Here in Croatia, a woman is generally encouraged to be the martyr who takes care of the home while the husband is on top of a mistress, and to tolerate this silent and moody man for the next forty years despite the fact that the atmosphere in their marriage is a tad darker than the interior of a gothic cathedral after nightfall. This is why so many Croatian males enjoy the advantages of a double life: on the one hand there’s the wife who makes sure they are washed and ironed, and on the other the mistress who takes care of their burgeoning sexuality. Despite the fact that life at two addresses can be pretty stressful, a number of patriarchal types gladly enjoy it with the full support of their wives and mistresses (who are frequently aware of each other). What people often forget in this scenario are children who watch their distracted father who spends most of his time with one foot outside the door. But who has time to think of children? A man’s libido is a man’s libido, and if he can’t contain himself, what can we do? We can’t castrate him for it! We have to bow to the libido of a man: it is as mysterious and sacred as the man himself—unlike, of course, a woman, whose libido presumably died the day she was born! As you will begin to appreciate, Shere Hite and her books on female sexuality don’t tend to be read in such marriages.

WHAT TOLSTOY SAYS

Of course, not all marriages are like that.

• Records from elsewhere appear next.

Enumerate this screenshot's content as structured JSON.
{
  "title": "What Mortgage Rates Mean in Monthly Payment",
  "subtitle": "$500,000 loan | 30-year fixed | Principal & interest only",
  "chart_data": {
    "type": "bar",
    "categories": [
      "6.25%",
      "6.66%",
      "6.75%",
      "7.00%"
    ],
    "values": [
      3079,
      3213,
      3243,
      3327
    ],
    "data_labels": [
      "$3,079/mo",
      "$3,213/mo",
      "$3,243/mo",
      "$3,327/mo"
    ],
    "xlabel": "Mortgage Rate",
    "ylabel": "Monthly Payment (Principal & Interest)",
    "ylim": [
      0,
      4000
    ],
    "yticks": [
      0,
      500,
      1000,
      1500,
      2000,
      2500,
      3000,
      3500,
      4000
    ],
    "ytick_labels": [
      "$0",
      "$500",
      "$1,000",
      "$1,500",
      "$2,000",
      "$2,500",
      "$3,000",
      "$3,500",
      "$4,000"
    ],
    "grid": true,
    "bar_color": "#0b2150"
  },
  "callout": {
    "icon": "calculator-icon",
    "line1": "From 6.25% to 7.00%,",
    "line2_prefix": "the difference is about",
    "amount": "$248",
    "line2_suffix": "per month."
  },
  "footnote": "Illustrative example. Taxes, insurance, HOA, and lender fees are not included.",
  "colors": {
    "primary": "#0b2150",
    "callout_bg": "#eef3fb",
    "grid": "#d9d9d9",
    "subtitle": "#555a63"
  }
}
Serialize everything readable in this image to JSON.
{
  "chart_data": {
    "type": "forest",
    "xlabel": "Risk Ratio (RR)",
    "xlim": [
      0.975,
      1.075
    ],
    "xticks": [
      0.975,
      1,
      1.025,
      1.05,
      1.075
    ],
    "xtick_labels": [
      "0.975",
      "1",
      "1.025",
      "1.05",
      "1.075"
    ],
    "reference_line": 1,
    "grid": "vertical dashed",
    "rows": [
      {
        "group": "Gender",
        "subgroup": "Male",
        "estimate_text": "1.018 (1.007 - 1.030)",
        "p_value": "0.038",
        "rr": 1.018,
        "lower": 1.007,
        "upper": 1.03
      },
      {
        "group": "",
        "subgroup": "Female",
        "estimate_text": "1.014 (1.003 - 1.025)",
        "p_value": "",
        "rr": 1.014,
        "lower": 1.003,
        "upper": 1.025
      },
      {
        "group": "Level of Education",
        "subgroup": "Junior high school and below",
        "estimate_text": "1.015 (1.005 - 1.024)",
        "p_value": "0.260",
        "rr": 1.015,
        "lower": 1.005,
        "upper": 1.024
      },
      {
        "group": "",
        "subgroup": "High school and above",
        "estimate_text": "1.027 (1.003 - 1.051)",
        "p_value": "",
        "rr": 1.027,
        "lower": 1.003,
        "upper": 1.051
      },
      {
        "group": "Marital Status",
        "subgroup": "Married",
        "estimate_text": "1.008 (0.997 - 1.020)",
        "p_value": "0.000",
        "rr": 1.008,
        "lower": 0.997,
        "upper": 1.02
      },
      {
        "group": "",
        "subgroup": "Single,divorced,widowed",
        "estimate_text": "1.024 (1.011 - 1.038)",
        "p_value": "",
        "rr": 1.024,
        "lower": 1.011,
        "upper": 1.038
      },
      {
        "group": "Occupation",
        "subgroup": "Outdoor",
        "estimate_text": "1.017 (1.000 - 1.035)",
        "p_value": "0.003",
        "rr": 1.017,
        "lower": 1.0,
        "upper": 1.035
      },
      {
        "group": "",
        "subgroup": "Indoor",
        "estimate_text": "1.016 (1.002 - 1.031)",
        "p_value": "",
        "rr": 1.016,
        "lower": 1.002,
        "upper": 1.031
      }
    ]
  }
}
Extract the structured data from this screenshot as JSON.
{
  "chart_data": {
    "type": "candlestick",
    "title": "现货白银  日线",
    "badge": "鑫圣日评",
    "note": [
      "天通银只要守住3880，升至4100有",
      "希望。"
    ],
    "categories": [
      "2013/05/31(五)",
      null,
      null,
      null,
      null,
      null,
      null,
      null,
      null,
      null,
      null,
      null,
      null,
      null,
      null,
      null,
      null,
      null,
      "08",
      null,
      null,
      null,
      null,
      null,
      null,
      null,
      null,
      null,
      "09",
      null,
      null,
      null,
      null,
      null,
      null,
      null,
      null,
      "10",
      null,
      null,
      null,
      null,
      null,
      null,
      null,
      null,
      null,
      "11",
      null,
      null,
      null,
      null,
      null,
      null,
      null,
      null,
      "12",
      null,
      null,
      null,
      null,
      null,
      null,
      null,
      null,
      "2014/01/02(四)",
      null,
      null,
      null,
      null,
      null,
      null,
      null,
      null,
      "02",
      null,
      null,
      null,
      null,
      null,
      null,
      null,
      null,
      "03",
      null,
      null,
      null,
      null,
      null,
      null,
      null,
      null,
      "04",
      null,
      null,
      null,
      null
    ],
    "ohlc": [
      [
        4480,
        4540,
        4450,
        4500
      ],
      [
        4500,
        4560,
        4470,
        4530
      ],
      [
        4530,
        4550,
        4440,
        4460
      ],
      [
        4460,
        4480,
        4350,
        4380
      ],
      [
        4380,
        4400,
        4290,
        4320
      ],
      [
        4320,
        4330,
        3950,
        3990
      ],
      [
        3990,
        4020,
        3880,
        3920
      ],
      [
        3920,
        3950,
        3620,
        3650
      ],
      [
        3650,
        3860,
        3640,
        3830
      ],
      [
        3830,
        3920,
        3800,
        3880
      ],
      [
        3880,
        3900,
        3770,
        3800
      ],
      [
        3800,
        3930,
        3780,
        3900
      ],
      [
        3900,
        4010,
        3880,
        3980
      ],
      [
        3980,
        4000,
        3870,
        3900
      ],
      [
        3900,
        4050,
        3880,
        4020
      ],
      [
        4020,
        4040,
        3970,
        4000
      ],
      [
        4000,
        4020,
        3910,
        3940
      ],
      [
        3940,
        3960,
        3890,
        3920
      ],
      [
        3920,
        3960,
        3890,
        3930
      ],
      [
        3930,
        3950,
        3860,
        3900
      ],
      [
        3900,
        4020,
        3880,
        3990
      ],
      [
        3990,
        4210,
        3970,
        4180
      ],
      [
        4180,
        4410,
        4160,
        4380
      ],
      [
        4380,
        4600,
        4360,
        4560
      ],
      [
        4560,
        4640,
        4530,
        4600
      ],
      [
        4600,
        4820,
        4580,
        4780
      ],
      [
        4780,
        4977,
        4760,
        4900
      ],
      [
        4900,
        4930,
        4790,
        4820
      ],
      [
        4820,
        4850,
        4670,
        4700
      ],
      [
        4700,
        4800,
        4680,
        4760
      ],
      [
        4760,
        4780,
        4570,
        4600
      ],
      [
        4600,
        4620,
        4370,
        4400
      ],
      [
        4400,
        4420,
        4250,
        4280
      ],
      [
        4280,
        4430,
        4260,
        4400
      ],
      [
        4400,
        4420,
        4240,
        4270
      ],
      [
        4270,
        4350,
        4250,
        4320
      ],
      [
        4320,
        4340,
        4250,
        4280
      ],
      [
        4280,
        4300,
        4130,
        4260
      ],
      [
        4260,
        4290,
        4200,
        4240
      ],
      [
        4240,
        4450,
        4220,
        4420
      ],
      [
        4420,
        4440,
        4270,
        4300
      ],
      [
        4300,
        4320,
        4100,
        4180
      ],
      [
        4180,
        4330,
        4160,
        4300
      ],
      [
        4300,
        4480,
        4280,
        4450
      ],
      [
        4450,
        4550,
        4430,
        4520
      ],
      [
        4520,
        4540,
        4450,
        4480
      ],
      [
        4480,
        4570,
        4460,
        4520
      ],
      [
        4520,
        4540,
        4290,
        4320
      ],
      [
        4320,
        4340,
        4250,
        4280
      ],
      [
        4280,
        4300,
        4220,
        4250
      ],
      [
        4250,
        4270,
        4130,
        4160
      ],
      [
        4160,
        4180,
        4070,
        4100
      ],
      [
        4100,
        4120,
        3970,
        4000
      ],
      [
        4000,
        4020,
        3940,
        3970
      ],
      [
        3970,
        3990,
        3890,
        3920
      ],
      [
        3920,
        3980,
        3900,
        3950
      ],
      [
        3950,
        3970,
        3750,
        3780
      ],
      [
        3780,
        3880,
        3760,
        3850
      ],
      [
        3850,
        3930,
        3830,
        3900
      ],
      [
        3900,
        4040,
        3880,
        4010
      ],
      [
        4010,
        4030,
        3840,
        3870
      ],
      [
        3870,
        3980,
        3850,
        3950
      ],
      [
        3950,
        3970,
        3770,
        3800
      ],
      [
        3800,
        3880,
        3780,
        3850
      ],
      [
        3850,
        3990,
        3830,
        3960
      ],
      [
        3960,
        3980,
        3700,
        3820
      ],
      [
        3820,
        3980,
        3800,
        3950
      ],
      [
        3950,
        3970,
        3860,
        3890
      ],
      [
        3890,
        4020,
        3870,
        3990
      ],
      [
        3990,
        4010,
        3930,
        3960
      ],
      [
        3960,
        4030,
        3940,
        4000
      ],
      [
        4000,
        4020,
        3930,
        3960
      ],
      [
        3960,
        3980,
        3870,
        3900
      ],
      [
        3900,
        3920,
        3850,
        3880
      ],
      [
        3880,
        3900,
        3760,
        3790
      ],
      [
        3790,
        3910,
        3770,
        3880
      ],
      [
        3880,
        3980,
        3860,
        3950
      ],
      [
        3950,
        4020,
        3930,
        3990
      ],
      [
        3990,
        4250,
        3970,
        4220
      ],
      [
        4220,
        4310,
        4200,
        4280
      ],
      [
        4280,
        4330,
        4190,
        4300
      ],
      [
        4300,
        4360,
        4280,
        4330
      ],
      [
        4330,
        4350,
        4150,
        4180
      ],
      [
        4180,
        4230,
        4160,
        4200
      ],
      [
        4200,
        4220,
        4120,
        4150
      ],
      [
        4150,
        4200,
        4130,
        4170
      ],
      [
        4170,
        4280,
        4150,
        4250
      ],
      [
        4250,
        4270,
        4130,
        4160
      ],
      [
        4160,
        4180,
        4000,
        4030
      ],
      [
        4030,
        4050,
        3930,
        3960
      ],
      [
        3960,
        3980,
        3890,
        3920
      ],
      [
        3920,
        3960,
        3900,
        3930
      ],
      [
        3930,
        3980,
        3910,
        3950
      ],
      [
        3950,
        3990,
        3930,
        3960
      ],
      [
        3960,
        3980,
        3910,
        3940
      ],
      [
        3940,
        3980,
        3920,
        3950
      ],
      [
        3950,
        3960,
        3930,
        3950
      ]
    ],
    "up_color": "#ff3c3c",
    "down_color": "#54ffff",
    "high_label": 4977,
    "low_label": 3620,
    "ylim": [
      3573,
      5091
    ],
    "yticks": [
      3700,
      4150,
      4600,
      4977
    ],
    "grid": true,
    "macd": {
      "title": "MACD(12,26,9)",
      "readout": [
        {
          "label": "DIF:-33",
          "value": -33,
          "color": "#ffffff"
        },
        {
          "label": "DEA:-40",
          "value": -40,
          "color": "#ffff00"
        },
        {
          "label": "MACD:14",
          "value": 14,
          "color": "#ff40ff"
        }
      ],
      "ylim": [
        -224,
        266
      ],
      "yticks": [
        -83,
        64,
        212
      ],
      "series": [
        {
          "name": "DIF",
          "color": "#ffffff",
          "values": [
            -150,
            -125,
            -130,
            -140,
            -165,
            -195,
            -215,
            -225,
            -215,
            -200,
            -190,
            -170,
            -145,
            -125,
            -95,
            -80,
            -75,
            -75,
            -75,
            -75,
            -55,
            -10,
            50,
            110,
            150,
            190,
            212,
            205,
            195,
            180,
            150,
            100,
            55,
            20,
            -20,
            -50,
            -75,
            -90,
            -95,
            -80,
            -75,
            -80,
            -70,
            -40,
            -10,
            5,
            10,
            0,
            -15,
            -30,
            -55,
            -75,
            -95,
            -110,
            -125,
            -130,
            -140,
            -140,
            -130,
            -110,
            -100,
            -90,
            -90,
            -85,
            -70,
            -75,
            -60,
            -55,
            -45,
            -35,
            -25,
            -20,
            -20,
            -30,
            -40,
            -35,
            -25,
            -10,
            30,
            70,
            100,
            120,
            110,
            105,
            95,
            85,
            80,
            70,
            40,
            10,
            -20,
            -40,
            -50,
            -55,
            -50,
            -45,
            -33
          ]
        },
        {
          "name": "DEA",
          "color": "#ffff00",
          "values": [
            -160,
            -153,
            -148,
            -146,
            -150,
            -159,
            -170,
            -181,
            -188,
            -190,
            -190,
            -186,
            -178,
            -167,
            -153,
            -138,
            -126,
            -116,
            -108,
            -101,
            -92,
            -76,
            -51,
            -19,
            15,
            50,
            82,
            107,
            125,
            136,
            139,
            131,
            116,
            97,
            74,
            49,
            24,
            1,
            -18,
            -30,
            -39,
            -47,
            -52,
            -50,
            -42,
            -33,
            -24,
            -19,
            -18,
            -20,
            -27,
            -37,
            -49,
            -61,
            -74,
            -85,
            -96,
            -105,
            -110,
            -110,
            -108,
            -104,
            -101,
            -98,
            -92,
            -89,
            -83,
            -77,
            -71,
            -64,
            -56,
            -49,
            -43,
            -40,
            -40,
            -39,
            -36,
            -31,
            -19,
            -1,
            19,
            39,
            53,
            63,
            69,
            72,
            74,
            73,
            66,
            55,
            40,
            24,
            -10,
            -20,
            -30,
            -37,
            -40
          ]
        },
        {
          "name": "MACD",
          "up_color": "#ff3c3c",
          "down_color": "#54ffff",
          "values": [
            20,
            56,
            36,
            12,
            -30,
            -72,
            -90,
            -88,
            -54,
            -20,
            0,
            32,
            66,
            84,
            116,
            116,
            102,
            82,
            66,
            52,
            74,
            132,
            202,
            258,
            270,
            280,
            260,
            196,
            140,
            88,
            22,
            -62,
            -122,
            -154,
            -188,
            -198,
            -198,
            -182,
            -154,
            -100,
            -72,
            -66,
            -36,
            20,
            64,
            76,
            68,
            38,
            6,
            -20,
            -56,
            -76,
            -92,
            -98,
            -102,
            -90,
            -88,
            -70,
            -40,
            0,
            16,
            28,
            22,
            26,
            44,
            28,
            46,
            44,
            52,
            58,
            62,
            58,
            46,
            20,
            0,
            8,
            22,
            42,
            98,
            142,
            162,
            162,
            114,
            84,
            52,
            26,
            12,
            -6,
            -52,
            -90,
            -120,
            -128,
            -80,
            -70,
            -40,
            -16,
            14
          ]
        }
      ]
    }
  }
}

In Anna Karenina Tolstoy. Said there were two types of marriage—the happy one and the unhappy one. You can find the odd happy marriage in Croatia. It’s usually slightly less conventional than the unhappy marriage. I’ve noticed that those marriages in which women tend to “wear trousers” tend to work quite well. The relationships between manly women and womanly men absolutely blossom down here. I’m beginning to think that if the man is even the slightest bit afraid of his wife this tends to be a great foundation for a long number of happy years together. When it comes to relationships between more feminine women with less feminine women and more masculine men with less masculine men, we are not quite there. In Croatia, the status of gay relationships is not regulated at all, despite the fact that we have been discussing them for a few years now. I would not have had a specific opinion about such relationships had a good girl friend of mine not fallen in love with another woman while I was reading books about homosexuality (and not only those about Ancient Greece, where heterosexuality was considered strange); these two women have secretly gotten engaged.

Most Croatians can’t imagine the passion between two women.

Perhaps what’s missing is a popular refrain for a girl-girl relationship along the lines of “We are girls and we love one another.” Something like the Russian duo Tatu, which, truth be told, was more enjoyed by older heterosexual men than younger homosexual women. Such songs still don’t exist in our traditional little country. It’s not that we have no gay performers—but they still insist on singing hetero-pop. Despite their bad reputation, hetero-marriages are still in focus, even though some of them are more boring that TV soaps. In their name we get angry at homosexual marriages.

Most Croatians would be shocked to see a female neighbor being a bride and carrying another bride over the threshold, and would perhaps say that they are not normal. But we in Croatia like to say that other people are not normal. That’s our favourite catchphrase. And why do we like it? Because it implies that the person saying it is completely normal. And as we know, normality is the final objective of evolution, and, as we also know, it consists of a marriage, two children, and a dog. You can, of course, have more dogs and children than that, never mind the fact that this formula doesn’t work four times out of five, yet we are still faithful to it. It will take a few more centuries before we come to the conclusion that this is only one of the options of an ideal marriage, and a choice that is difficult to sustain.